Flight attendants are entitled to at least 9 hours of rest under current regulations, but this can be reduced to as little as 8 hours in certain circumstances.

“Flight attendants serve hundreds of millions of passengers on close to 10 million flights annually in the United States,” the FAA said, adding that they “perform safety and security functions while on duty in addition to serving customers.”

It noted examples of the “potential for weariness to be associated with the poor performance of safety and security-related jobs,” such as a flight attendant almost causing an emergency escape slide to be deployed in 2017, which was ascribed to fatigue and other concerns.

The FAA estimates that the policy will cost $118 million per year and will result in the hiring of 1,042 additional flight attendants. It claimed that halving recruiting assumptions would result in a 30% reduction in expected costs.

Delta announced in February 2020 that it would mandate the 10-hour rest requirement after the FAA published an advance notice of the anticipated rules in 2019.

On Thursday, FAA Administrator Steve Dickson will testify before a House Transportation Subcommittee.

The delay in the FAA adopting the flight attendant rest rule and mandating additional flight deck barriers to further protect the cockpits on all newly manufactured airliners, according to House Transportation Committee Chairman Peter DeFazio, is “unacceptable.”

Attorneys at the FAA “need a little nudge” to act faster on rules when Congress orders them, DeFazio said at the hearing on Thursday. “You don’t have to think about it for three years… you just do it.”

The rule, according to Sara Nelson, president of the Association of Flight Attendants, which represents 50,000 workers at 17 airlines, is vital.

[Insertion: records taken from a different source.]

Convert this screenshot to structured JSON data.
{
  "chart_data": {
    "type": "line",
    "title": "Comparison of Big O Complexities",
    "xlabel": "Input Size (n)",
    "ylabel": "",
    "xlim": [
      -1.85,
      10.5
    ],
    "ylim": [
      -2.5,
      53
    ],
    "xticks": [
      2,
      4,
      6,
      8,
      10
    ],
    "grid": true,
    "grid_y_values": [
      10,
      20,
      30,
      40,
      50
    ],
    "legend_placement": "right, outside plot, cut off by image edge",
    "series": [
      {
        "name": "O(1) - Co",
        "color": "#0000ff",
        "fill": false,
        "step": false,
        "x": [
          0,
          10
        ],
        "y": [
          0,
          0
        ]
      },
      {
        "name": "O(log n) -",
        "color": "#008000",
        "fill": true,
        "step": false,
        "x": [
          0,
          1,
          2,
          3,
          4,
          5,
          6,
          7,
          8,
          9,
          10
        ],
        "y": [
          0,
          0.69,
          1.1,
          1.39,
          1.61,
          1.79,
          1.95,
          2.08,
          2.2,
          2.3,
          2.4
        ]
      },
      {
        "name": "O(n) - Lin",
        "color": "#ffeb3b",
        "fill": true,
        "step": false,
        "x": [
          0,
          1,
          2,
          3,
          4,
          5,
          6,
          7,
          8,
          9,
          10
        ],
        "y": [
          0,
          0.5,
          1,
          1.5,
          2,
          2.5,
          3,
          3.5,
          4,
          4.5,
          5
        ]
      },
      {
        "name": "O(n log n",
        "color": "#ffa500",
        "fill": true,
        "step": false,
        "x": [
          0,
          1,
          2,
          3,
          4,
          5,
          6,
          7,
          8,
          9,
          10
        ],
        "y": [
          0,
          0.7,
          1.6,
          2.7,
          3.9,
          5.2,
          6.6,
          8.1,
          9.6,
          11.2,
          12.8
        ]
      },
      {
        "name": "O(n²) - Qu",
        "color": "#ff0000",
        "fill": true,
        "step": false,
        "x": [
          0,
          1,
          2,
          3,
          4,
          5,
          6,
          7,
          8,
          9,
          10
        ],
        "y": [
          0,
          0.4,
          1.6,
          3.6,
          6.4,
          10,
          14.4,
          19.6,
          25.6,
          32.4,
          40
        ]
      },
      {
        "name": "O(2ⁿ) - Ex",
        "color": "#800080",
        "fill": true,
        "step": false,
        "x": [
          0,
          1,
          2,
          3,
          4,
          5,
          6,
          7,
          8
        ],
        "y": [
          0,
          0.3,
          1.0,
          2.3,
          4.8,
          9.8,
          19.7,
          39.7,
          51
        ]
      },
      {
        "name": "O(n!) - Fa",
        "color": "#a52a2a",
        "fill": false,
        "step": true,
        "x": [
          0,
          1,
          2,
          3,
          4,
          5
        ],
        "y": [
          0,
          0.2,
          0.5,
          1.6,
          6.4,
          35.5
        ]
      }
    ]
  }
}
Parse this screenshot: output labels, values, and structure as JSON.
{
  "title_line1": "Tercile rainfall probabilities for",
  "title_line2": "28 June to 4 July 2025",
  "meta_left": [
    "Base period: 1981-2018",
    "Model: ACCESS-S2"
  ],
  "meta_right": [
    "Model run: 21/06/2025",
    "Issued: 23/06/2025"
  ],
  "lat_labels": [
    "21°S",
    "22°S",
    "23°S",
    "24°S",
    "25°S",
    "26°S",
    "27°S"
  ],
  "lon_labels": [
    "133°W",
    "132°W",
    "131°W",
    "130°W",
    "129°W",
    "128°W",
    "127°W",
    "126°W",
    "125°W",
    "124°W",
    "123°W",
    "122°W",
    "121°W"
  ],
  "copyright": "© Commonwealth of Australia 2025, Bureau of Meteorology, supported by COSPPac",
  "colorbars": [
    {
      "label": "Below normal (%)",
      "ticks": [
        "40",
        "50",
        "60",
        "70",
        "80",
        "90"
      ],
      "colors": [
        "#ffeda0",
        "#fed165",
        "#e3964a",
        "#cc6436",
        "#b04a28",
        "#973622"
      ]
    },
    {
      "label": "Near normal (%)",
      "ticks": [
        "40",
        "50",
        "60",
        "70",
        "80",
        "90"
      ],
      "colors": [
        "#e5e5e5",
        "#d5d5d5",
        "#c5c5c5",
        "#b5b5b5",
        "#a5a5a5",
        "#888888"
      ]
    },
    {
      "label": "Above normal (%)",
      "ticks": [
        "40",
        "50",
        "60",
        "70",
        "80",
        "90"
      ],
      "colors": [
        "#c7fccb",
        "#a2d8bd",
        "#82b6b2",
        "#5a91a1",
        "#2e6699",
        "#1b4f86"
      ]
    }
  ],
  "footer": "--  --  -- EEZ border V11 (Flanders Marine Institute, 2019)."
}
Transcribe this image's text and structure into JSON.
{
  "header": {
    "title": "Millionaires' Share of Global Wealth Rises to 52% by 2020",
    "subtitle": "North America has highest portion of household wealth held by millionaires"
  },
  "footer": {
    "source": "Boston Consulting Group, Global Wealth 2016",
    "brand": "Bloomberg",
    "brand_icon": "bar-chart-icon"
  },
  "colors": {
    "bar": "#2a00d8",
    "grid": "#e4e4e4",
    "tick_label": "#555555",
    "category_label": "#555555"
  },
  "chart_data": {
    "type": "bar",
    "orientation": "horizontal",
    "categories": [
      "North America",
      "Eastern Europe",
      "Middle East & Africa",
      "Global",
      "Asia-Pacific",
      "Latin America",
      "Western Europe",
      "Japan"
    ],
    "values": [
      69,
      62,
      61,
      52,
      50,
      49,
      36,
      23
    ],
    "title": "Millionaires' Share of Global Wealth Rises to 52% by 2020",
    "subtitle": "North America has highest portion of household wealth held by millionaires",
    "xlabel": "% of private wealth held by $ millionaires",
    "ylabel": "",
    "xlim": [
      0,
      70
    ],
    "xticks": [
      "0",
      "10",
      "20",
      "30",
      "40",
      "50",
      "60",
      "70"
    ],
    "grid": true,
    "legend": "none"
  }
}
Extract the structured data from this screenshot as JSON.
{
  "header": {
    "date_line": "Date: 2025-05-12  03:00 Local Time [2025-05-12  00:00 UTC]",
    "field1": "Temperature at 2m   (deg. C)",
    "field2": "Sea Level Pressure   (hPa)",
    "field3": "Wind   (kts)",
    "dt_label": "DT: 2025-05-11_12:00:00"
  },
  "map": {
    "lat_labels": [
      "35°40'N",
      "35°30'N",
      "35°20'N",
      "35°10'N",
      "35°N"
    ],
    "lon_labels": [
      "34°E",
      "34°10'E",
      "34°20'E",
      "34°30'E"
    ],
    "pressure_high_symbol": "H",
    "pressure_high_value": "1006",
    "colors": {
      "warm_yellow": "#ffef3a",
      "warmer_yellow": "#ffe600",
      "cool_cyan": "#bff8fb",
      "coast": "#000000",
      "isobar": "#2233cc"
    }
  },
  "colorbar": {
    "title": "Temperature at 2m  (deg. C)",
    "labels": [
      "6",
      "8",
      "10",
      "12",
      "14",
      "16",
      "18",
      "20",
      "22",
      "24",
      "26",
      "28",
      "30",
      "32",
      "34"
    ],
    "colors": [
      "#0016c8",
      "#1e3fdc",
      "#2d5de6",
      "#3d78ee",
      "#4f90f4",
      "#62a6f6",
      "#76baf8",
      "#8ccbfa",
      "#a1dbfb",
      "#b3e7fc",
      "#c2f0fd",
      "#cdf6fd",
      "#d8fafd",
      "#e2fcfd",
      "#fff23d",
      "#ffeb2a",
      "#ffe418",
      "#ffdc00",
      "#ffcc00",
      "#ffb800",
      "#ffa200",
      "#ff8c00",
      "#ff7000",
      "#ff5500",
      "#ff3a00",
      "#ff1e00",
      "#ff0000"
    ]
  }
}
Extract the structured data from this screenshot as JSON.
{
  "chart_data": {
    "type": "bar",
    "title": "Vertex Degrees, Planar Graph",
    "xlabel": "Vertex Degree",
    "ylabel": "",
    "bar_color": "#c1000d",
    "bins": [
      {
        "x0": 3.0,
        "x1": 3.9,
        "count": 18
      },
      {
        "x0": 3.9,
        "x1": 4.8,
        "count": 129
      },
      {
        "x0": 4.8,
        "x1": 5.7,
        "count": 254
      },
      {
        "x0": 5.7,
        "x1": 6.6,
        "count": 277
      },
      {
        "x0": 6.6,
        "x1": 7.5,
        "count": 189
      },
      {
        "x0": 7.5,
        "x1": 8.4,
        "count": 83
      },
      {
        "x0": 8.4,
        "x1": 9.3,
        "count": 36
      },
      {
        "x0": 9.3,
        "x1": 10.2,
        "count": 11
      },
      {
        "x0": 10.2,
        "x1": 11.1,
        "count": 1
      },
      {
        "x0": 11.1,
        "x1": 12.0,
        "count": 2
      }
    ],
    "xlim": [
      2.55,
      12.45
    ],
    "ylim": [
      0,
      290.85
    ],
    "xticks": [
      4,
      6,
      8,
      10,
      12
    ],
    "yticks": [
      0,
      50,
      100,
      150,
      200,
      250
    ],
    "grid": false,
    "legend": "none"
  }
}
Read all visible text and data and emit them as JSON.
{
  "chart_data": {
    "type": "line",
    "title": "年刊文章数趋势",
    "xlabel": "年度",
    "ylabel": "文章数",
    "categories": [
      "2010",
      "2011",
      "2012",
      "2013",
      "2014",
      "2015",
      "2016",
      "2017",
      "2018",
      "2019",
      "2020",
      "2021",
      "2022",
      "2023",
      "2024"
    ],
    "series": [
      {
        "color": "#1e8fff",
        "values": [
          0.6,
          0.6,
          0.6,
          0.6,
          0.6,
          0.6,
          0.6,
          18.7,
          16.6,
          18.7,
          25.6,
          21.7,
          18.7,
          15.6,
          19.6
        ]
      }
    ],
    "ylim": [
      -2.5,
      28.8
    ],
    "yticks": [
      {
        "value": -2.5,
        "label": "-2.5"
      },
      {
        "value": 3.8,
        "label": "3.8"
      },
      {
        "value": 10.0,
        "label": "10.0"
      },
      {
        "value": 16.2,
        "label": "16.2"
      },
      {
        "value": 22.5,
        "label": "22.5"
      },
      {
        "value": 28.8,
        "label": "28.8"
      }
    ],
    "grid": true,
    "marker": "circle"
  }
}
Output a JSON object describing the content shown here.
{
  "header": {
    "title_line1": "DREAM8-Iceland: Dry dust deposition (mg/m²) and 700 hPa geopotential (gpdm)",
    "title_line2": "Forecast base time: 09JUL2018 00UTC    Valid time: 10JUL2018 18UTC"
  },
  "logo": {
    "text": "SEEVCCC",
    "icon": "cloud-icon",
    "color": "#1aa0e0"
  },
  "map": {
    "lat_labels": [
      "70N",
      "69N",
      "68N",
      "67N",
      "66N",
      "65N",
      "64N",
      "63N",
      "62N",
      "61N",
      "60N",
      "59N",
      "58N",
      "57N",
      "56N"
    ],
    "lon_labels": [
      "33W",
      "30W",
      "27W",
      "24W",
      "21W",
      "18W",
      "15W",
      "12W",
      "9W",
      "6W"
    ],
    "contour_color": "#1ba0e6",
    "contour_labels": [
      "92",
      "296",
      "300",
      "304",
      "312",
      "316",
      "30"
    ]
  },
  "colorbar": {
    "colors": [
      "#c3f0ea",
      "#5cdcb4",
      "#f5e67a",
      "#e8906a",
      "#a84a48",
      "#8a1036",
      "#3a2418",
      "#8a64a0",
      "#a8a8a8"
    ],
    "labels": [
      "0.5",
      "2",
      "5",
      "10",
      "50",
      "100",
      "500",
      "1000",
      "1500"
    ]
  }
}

“Flight attendant fatigue is real. COVID has only exacerbated the safety gap with long duty days, short nights, and combative conditions on planes,” she said. “Congress mandated 10 hours irreducible rest in October 2018, but the prior administration put the rule on a process to kill it.”

Flight attendants have dealt with a record amount of disruptive, sometimes violent customer situations throughout the epidemic, with the FAA noting 4,837 unruly passenger reports since January 1, including 3,511 for refusing to wear a mask.

The FAA proposes that the new flight attendant rest standards become effective 30 days after they are published in their final form.